Sunday, May 4, 2025

Mission: Emulate a Soroban Computeriter

In the early 1960s a company called Soroban Engineering produced a product they called a Computeriter. This was an IBM electric typewriter, modified with an electro-mechanical encoder to allow a computer to sense what keys on the keyboard had been pressed, and solenoids to allow the computer to operate the keys to print text.

This photo is taken from a Soroban technical manual, available on the Bitsavers archive here. It shows the IBM typewriter and the coder and decoder modules Soroban added to create the Computeriter.

Although not as heavily built as the Teletype machines of the day, the Computeriter could print 26 upper case and 26 lower case letters, ten digits, plus 24 special glyphs. This is the device Control Data Corporation (CDC) chose as a base for their CDC 161 Typewriter Unit for the CDC 160 computer.

Unfortunately, the Computeriter in the System Source Computer Museum's CDC 161 is badly worn. A typewriter restoration expert brought in to consult advised that attempting to refurbish the most badly worn part, a drive roller, would cost over $1,000. Even then, he said his experience was there was only a 50% chance that the refurbished roller would function properly. So the museum management decided to replace the electro-mechanical Computeriter with a custom electronic device that would allow the use of a more modern terminal or laptop computer with the CDC 161 electronics.




The CDC 161 Typewriter Unit is a the size of a small desk. The back part of the "desk" contains a power supply, fans, and a rack of CDC logic modules. These modules interface the Soroban Computeriter to the CDC 160 I/O bus. The electrical connection between the Computeriter and the CDC 161 electronics is a standard DD-50 connector.

(Short rant: No, it's not a DB-50 connector; there is no such thing. The second letter in D-type connectors indicates the size of the connector shell. A DB-25 connector has a "B" size shell and 25 pins. The 9 pin connector most people call a "DB-9" uses an "E" size shell, so it's a DE-9 connector. This connector has a "D" size shell and 50 pins, so it's a "DD-50" connector.)

With the documentation for the CDC modules in hand, we learn the input signalling levels the CDC 161 electronics expect:

  • A logic "0" is represented by a voltage of -16V ±2.5V
  • A logic "1" is represented by a voltage of -0.5V ±0.25V
  • Undriven inputs are interpreted as logic "0"

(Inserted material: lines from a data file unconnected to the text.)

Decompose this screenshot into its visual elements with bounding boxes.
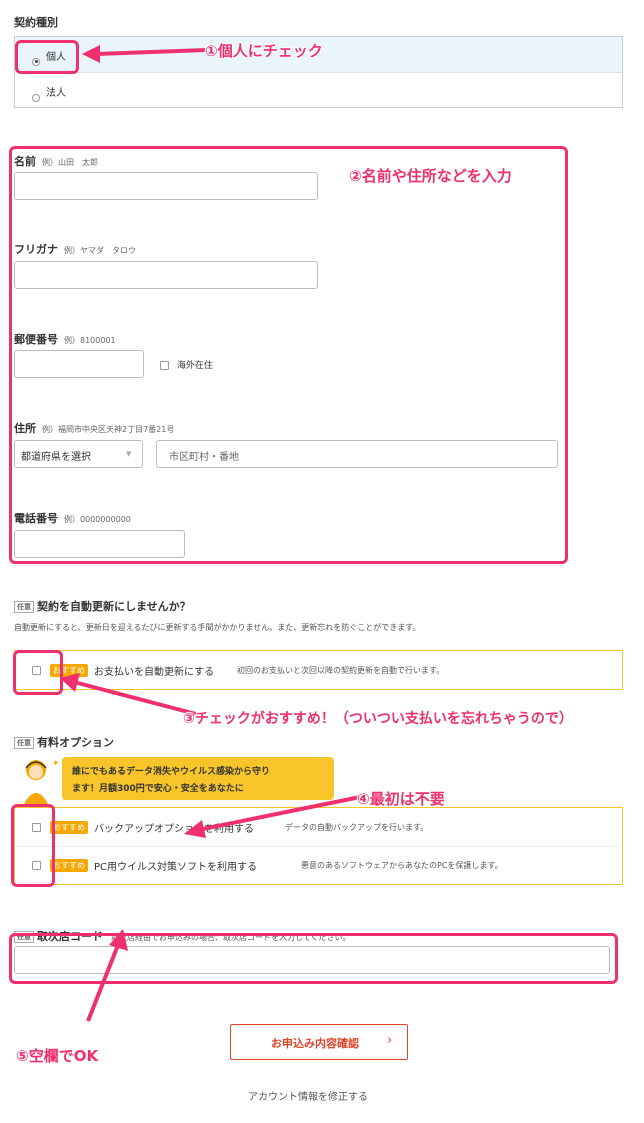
chevron-right-icon: › [387, 1033, 393, 1048]
highlight-paid-options [11, 804, 55, 887]
page: { "contract": { "title": "契約種別", "option… [0, 0, 644, 1123]
backup-badge: おすすめ [50, 821, 88, 834]
confirm-button-label: お申込み内容確認 [271, 1037, 359, 1050]
highlight-personal-info [9, 146, 568, 564]
arrow-1-icon [82, 45, 207, 63]
radio-corporate[interactable] [32, 93, 40, 102]
arrow-4-icon [184, 794, 366, 838]
auto-renew-optional-tag: 任意 [14, 601, 34, 613]
arrow-5-icon [86, 929, 128, 1022]
promo-line-1: 誰にでもあるデータ消失やウイルス感染から守り [72, 767, 271, 777]
annotation-2: ②名前や住所などを入力 [349, 167, 512, 185]
svg-text:✦: ✦ [52, 759, 60, 769]
paid-options-optional-tag: 任意 [14, 737, 34, 749]
auto-renew-title-row: 任意 契約を自動更新にしませんか？ [14, 598, 191, 614]
annotation-3: ③チェックがおすすめ！（ついつい支払いを忘れちゃうので） [183, 711, 573, 727]
contract-type-title: 契約種別 [14, 16, 58, 29]
annotation-5: ⑤空欄でOK [16, 1047, 99, 1065]
antivirus-note: 悪意のあるソフトウェアからあなたのPCを保護します。 [301, 861, 503, 870]
contract-option-corporate[interactable]: 法人 [15, 73, 622, 108]
auto-renew-description: 自動更新にすると、更新日を迎えるたびに更新する手間がかかりません。また、更新忘れ… [14, 623, 421, 632]
paid-options-title-row: 任意 有料オプション [14, 734, 114, 750]
confirm-button[interactable]: お申込み内容確認 › [230, 1024, 408, 1060]
paid-options-title: 有料オプション [37, 736, 114, 749]
option-antivirus[interactable]: おすすめ PC用ウイルス対策ソフトを利用する 悪意のあるソフトウェアからあなたの… [15, 847, 622, 885]
edit-account-link[interactable]: アカウント情報を修正する [248, 1088, 368, 1103]
antivirus-label: PC用ウイルス対策ソフトを利用する [94, 862, 258, 873]
antivirus-badge: おすすめ [50, 859, 88, 872]
auto-renew-option-note: 初回のお支払いと次回以降の契約更新を自動で行います。 [237, 666, 445, 675]
auto-renew-title: 契約を自動更新にしませんか？ [37, 600, 191, 613]
highlight-individual [15, 40, 79, 74]
annotation-4: ④最初は不要 [357, 790, 445, 808]
contract-option-corporate-label: 法人 [46, 88, 66, 99]
support-operator-icon: ✦ [24, 759, 60, 804]
annotation-1: ①個人にチェック [205, 42, 323, 60]
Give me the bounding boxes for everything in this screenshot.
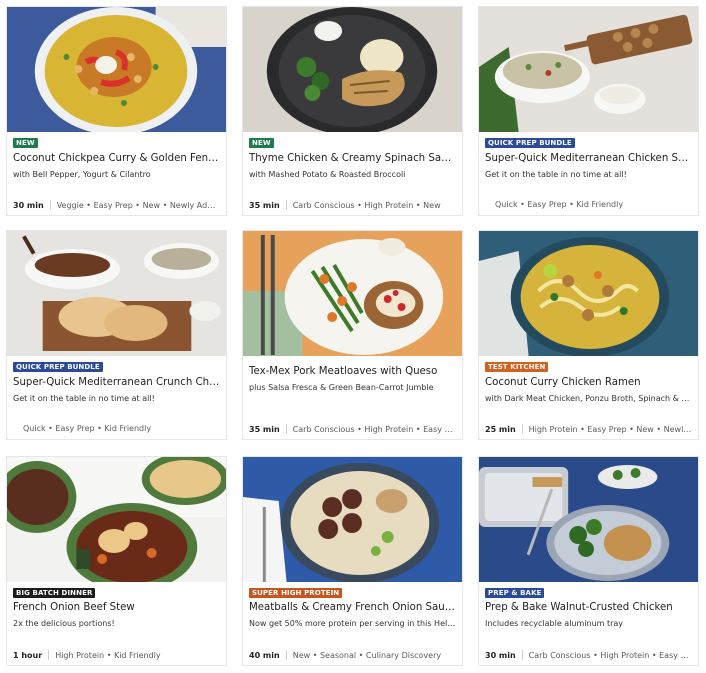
recipe-image-ramen-bowl[interactable]	[479, 231, 698, 356]
recipe-card[interactable]: NEW Coconut Chickpea Curry & Golden Fenu…	[6, 6, 227, 216]
meta-divider	[521, 424, 523, 434]
recipe-tags: Quick • Easy Prep • Kid Friendly	[495, 200, 624, 209]
recipe-badge: TEST KITCHEN	[485, 362, 549, 372]
recipe-tags: High Protein • Easy Prep • New • Newly A…	[528, 424, 692, 434]
recipe-badge: QUICK PREP BUNDLE	[13, 362, 103, 372]
recipe-image-meatball-bowl[interactable]	[243, 457, 462, 582]
recipe-meta: Quick • Easy Prep • Kid Friendly	[485, 200, 692, 209]
recipe-time: 35 min	[249, 200, 280, 210]
recipe-card[interactable]: QUICK PREP BUNDLE Super-Quick Mediterran…	[6, 230, 227, 440]
recipe-meta: 35 min Carb Conscious • High Protein • N…	[249, 200, 456, 210]
recipe-meta: 35 min Carb Conscious • High Protein • E…	[249, 424, 456, 434]
recipe-meta: 1 hour High Protein • Kid Friendly	[13, 650, 220, 660]
recipe-time: 35 min	[249, 424, 280, 434]
recipe-card[interactable]: SUPER HIGH PROTEIN Meatballs & Creamy Fr…	[242, 456, 463, 666]
recipe-image-salad-board[interactable]	[479, 7, 698, 132]
meta-divider	[521, 650, 523, 660]
recipe-tags: Carb Conscious • High Protein • Easy Pre…	[292, 424, 456, 434]
recipe-card[interactable]: TEST KITCHEN Coconut Curry Chicken Ramen…	[478, 230, 699, 440]
meta-divider	[285, 200, 287, 210]
recipe-card[interactable]: NEW Thyme Chicken & Creamy Spinach Sauce…	[242, 6, 463, 216]
recipe-badge: QUICK PREP BUNDLE	[485, 138, 575, 148]
recipe-subtitle: with Bell Pepper, Yogurt & Cilantro	[13, 170, 151, 179]
recipe-badge: SUPER HIGH PROTEIN	[249, 588, 343, 598]
recipe-image-curry-bowl[interactable]	[7, 7, 226, 132]
recipe-image-stew-pot[interactable]	[7, 457, 226, 582]
recipe-image-chicken-plate[interactable]	[243, 7, 462, 132]
recipe-title[interactable]: Super-Quick Mediterranean Chicken Salad	[485, 153, 692, 164]
recipe-card[interactable]: QUICK PREP BUNDLE Super-Quick Mediterran…	[478, 6, 699, 216]
recipe-title[interactable]: Coconut Chickpea Curry & Golden Fenugree…	[13, 153, 220, 164]
meta-divider	[285, 424, 287, 434]
recipe-time: 40 min	[249, 650, 280, 660]
recipe-image-pita-board[interactable]	[7, 231, 226, 356]
recipe-title[interactable]: Thyme Chicken & Creamy Spinach Sauce	[249, 153, 456, 164]
recipe-time: 30 min	[485, 650, 516, 660]
recipe-subtitle: plus Salsa Fresca & Green Bean-Carrot Ju…	[249, 383, 434, 392]
recipe-tags: Carb Conscious • High Protein • New	[292, 200, 441, 210]
recipe-tags: Carb Conscious • High Protein • Easy Pre…	[528, 650, 692, 660]
recipe-badge: NEW	[249, 138, 274, 148]
recipe-subtitle: Includes recyclable aluminum tray	[485, 619, 624, 628]
recipe-tags: High Protein • Kid Friendly	[55, 650, 161, 660]
recipe-title[interactable]: Tex-Mex Pork Meatloaves with Queso	[249, 366, 456, 377]
recipe-title[interactable]: French Onion Beef Stew	[13, 602, 220, 613]
recipe-subtitle: with Mashed Potato & Roasted Broccoli	[249, 170, 406, 179]
recipe-subtitle: Get it on the table in no time at all!	[13, 394, 155, 403]
meta-divider	[285, 650, 287, 660]
recipe-subtitle: 2x the delicious portions!	[13, 619, 115, 628]
recipe-meta: Quick • Easy Prep • Kid Friendly	[13, 424, 220, 433]
recipe-title[interactable]: Super-Quick Mediterranean Crunch Chicken…	[13, 377, 220, 388]
recipe-meta: 40 min New • Seasonal • Culinary Discove…	[249, 650, 456, 660]
recipe-tags: Quick • Easy Prep • Kid Friendly	[23, 424, 152, 433]
recipe-badge: NEW	[13, 138, 38, 148]
recipe-meta: 25 min High Protein • Easy Prep • New • …	[485, 424, 692, 434]
recipe-time: 1 hour	[13, 650, 43, 660]
recipe-card[interactable]: Tex-Mex Pork Meatloaves with Queso plus …	[242, 230, 463, 440]
recipe-meta: 30 min Carb Conscious • High Protein • E…	[485, 650, 692, 660]
recipe-title[interactable]: Prep & Bake Walnut-Crusted Chicken	[485, 602, 692, 613]
meta-divider	[48, 650, 50, 660]
recipe-subtitle: Now get 50% more protein per serving in …	[249, 619, 456, 628]
recipe-card[interactable]: PREP & BAKE Prep & Bake Walnut-Crusted C…	[478, 456, 699, 666]
recipe-tags: New • Seasonal • Culinary Discovery	[292, 650, 442, 660]
recipe-time: 30 min	[13, 200, 44, 210]
recipe-image-meatloaf-plate[interactable]	[243, 231, 462, 356]
recipe-title[interactable]: Coconut Curry Chicken Ramen	[485, 377, 692, 388]
recipe-image-baked-chicken[interactable]	[479, 457, 698, 582]
recipe-title[interactable]: Meatballs & Creamy French Onion Sauce	[249, 602, 456, 613]
recipe-meta: 30 min Veggie • Easy Prep • New • Newly …	[13, 200, 220, 210]
recipe-time: 25 min	[485, 424, 516, 434]
meta-divider	[49, 200, 51, 210]
recipe-badge: PREP & BAKE	[485, 588, 545, 598]
recipe-badge: BIG BATCH DINNER	[13, 588, 96, 598]
recipe-subtitle: Get it on the table in no time at all!	[485, 170, 627, 179]
recipe-subtitle: with Dark Meat Chicken, Ponzu Broth, Spi…	[485, 394, 692, 403]
recipe-card[interactable]: BIG BATCH DINNER French Onion Beef Stew …	[6, 456, 227, 666]
recipe-tags: Veggie • Easy Prep • New • Newly Added	[56, 200, 220, 210]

The CDC 161 input modules pull their inputs toward -20V (logic "0") by internal resistors, and must be pulled externally toward ground to generate a logic "1" input. Most of the inputs to the CDC 161 should not need to switch more than 10mA. One of them, though, is both a logic input and drives a small (type 330) incandescent bulb. This was measured in situ to require pulling nearly 100mA to ground while still meeting the logic "1" voltage of -0.5V. Thanks, Seymour!

The CDC outputs that drive the Computeriter solenoids are rated to pull up to 1.25A to ground with a maximum off-state voltage of -28V. The solenoids have a DC resistance of about 28 ohms, and are connected to an unregulated -15V supply. Thus each solenoid requires sinking a bit more than 500 mA.

The character encoding used in the Computeriter was likely driven by the mechanics of the coder and decoder mechanisms. The result is a rather haphazard 6-bit code with no obvious structure, and no resemblance to any computer character set I'm familiar with.

Since the purpose of the emulator is to allow a more modern terminal or laptop computer to be used in place of the Computeriter, this would need to be translated bidirectionally. All but four of these characters are part of the US-ASCII 7-bit character set. The rest are part of the ISO-8895-1 Multinational character set and, of course, UTF-8.

Further, the Computeriter coder does not encode all of the keys on the keyboard. The tab, space, backspace, carriage return and case shift are all signaled on separate circuits from the other characters. The emulator might need to handle these characters separately as they are received from the modern equipment.

Lastly, the CDC 161 indicates the CDC 160 computer has requested input by illuminating a lamp on the small control console. Since this is external to the Computeriter, the emulator has no means to know when the computer is ready to accept input. This should not be an issue when a user is typing. However, if the emulator receives a character that requires a case shift, it must delay sending that character to the computer until after it has had a chance to accept the upper case or lower case shift character before sending the character the user has typed. This could present some unexpected complexity.

Did I mention this has to be ready for display at VCF West by the end of next month?